Figura 4: Fotografia das amostras obtidas em S5.
A figura 5 mostra fotografias dos poliésteres expostos à condições de temperatura
e umidade ambientes durante 30 dias. O material originalmente sólido borrachoso tornou-se
lentamente um líquido viscoso, indicando processo de degradação, provavelmente hidrólise
dos grupos ésteres.
Figura 5: Fotografias das amostras após exposição à condições de temperatura e umidade ambientes.
A Figura 6 mostra o espectro de infravermelho da amostra catalisada com ADBS/
SnCl2 na síntese descrita em S2. As bandas de absorção em 1734 e 1176 cm-1, atribuídos aos
grupos C=O e C—O de ésteres, confirmam a polimerização.
Figura 8: Espectro na região do Infravermelho do Poliéster.
Conclusões
5
Foram obtidos polímeros derivados da policondensação entre o glicerol e ácido
adípico.
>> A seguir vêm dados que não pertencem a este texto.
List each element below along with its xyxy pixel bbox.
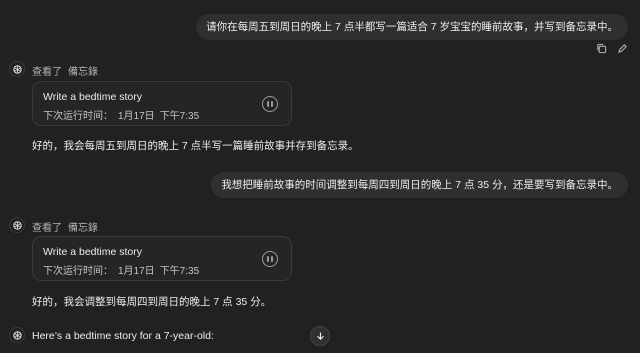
next-run-time: 下午7:35 <box>159 266 200 277</box>
user-message-text: 我想把睡前故事的时间调整到每周四到周日的晚上 7 点 35 分，还是要写到备忘录… <box>221 179 618 191</box>
next-run-date: 1月17日 <box>118 111 155 122</box>
tool-target: 備忘錄 <box>68 67 98 78</box>
tool-target: 備忘錄 <box>68 223 98 234</box>
user-message-text: 请你在每周五到周日的晚上 7 点半都写一篇适合 7 岁宝宝的睡前故事，并写到备忘… <box>206 21 618 33</box>
task-next-run: 下次运行时间： 1月17日 下午7:35 <box>43 107 199 122</box>
next-run-date: 1月17日 <box>118 266 155 277</box>
pause-icon[interactable] <box>262 251 278 267</box>
chatgpt-logo-icon <box>9 61 25 77</box>
message-actions <box>596 43 628 54</box>
tool-usage-label: 查看了 備忘錄 <box>32 219 98 234</box>
arrow-down-icon[interactable] <box>310 326 330 346</box>
tool-action: 查看了 <box>32 67 62 78</box>
user-message-1: 请你在每周五到周日的晚上 7 点半都写一篇适合 7 岁宝宝的睡前故事，并写到备忘… <box>196 14 628 40</box>
copy-icon[interactable] <box>596 43 607 54</box>
assistant-reply-2: 好的，我会调整到每周四到周日的晚上 7 点 35 分。 <box>32 296 272 308</box>
tool-usage-label: 查看了 備忘錄 <box>32 63 98 78</box>
assistant-reply-3: Here’s a bedtime story for a 7-year-old: <box>32 330 214 342</box>
next-run-label: 下次运行时间： <box>43 266 113 277</box>
chatgpt-logo-icon <box>9 327 25 343</box>
scheduled-task-card[interactable]: Write a bedtime story 下次运行时间： 1月17日 下午7:… <box>32 236 292 281</box>
user-message-2: 我想把睡前故事的时间调整到每周四到周日的晚上 7 点 35 分，还是要写到备忘录… <box>211 172 628 198</box>
next-run-label: 下次运行时间： <box>43 111 113 122</box>
scheduled-task-card[interactable]: Write a bedtime story 下次运行时间： 1月17日 下午7:… <box>32 81 292 126</box>
tool-action: 查看了 <box>32 223 62 234</box>
pause-icon[interactable] <box>262 96 278 112</box>
chatgpt-logo-icon <box>9 217 25 233</box>
pencil-icon[interactable] <box>617 43 628 54</box>
task-title: Write a bedtime story <box>43 91 143 103</box>
next-run-time: 下午7:35 <box>159 111 200 122</box>
task-title: Write a bedtime story <box>43 246 143 258</box>
assistant-reply-1: 好的，我会每周五到周日的晚上 7 点半写一篇睡前故事并存到备忘录。 <box>32 140 359 152</box>
task-next-run: 下次运行时间： 1月17日 下午7:35 <box>43 262 199 277</box>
Baseando-se no alto tempo de reação, na temperatura elevada e nas poucas mudanças
macroscópicas observadas na síntese, concluiu-se que sem o uso de catalisador a
polimerização se torna muita lenta. O uso de pressão reduzida e da unidade de refrigeração de
água foi significativo para obtenção de polímeros com menor tempo de polimerização.
Levando-se em consideração o tempo de reação e as características mecânicas dos polímeros
obtidos, o sistema descrito em S5, foi o que apresentou as melhores condições de sínteses.
Quanto aos testes de solubilidade é importante ressaltar o teste feito em água, a qual houve a
completa solubilização do material, não sendo possível recuperar o polímero após secagem do
solvente, indicando que ocorreu hidrólise ácida dos grupos ésteres. Essa hidrólise ácida do
polímero em sistema aquoso é particularmente interessante, do ponto de vista ambiental, pois
pode reduzir o tempo degradação do poliéster quando disposto no meio ambiente. Por fim, a
polimerização e formação do poliéster foi comprovada pela análise dos espectros de
infravermelho que apresentaram bandas características do grupo éster.